Natural Ungrokking: Asymmetric Control of Which Rules Survive Pretraining
Evolving story · 1 updatesNatural Ungrokking: How Language Models Forget Rules During TrainingTimeline →Researchers discovered 'natural ungrokking'—where a small language model forgets learned rules (e.g., pronoun-gender resolution) mid-pretraining despite no loss curve changes, with survival tied to corpus statistics.
- ›Natural ungrokking describes the mid-pretraining reversal of learned rules in small language models, with no trace in the loss curve.
- ›A model initially learned pronoun-gender rules (94% accuracy) but later forgot them (near 0% accuracy) despite unchanged training data.
- ›Rule survival is predictable from corpus statistics, particularly the frequency of rule application in the training stream.
- ›This phenomenon challenges traditional assumptions about how models retain knowledge during pretraining.
- ›The study suggests corpus biases play a critical role in determining which rules models retain.
A new study reveals an unexpected phenomenon in language model pretraining called 'natural ungrokking,' where a model initially learns and applies rules (e.g., pronoun-gender resolution) but later discards them without any detectable change in the loss curve. For example, a model trained on a corpus with gendered pronouns initially achieves 94% accuracy on held-out probes by step 925 but scores near zero by step 3,500, despite the rule's evidence remaining in the training data. The survival of learned rules is predictable based on corpus statistics, specifically how often the training stream shows the rule's application. This challenges assumptions about how models retain knowledge during pretraining and highlights the role of implicit corpus biases in shaping model behavior.
Source: Natural Ungrokking: Asymmetric Control of Which Rules Survive Pretraining. Read the full piece at the source.
Highlights the need for better monitoring of model behavior during pretraining to detect rule forgetting, even when loss curves remain stable.
Raises concerns about the reliability of language models in production, as learned rules may degrade unpredictably over training.
Identifies a potential risk in AI model training pipelines, which could impact investments in companies relying on pretrained models.
Provides insight into the complexities of language model training and the factors influencing model behavior beyond loss minimization.

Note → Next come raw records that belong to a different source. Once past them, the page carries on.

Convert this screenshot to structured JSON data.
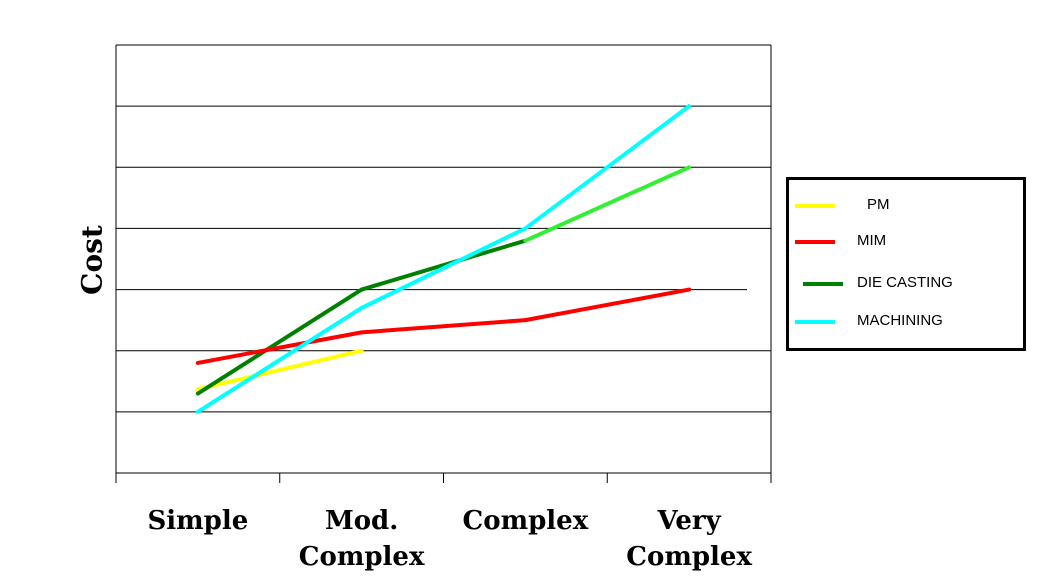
{
  "chart_data": {
    "type": "line",
    "categories": [
      "Simple",
      "Mod. Complex",
      "Complex",
      "Very Complex"
    ],
    "category_lines": [
      [
        "Simple"
      ],
      [
        "Mod.",
        "Complex"
      ],
      [
        "Complex"
      ],
      [
        "Very",
        "Complex"
      ]
    ],
    "ylabel": "Cost",
    "xlabel": "",
    "title": "",
    "ylim": [
      0,
      7
    ],
    "y_gridlines": 7,
    "grid": true,
    "y_tick_labels": false,
    "legend_position": "right",
    "series": [
      {
        "name": "PM",
        "color": "#ffff00",
        "values": [
          1.37,
          2.0,
          null,
          null
        ]
      },
      {
        "name": "MIM",
        "color": "#ff0000",
        "values": [
          1.8,
          2.3,
          2.5,
          3.0
        ]
      },
      {
        "name": "DIE CASTING",
        "color": "#008000",
        "values": [
          1.3,
          3.0,
          3.8,
          5.0
        ],
        "segment_colors": [
          "#008000",
          "#008000",
          "#33ee33"
        ]
      },
      {
        "name": "MACHINING",
        "color": "#00ffff",
        "values": [
          1.0,
          2.7,
          4.0,
          6.0
        ]
      }
    ]
  }
}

Challenges public perception of AI models as static after training, showing that their behavior can change unpredictably during development.
- natural ungrokking
- The mid-pretraining reversal of learned rules in language models without changes in the loss curve.
- pretraining
- The initial phase of training a language model on a large corpus of text to learn general patterns and rules.
- loss curve
- A graph showing the model's error rate during training; used to gauge learning progress.
- held-out probes
- Test cases not seen during training, used to evaluate the model's generalization ability.
- corpus statistics
- Quantitative measures of the training data, such as frequency of specific patterns or rules.
AI bias estimate: Neutral presentation of empirical findings; no overt opinion or sensationalism detected. (Automated estimate, not a definitive judgement.)
Summary and analysis generated by AI (mistral). Always verify against the original sources.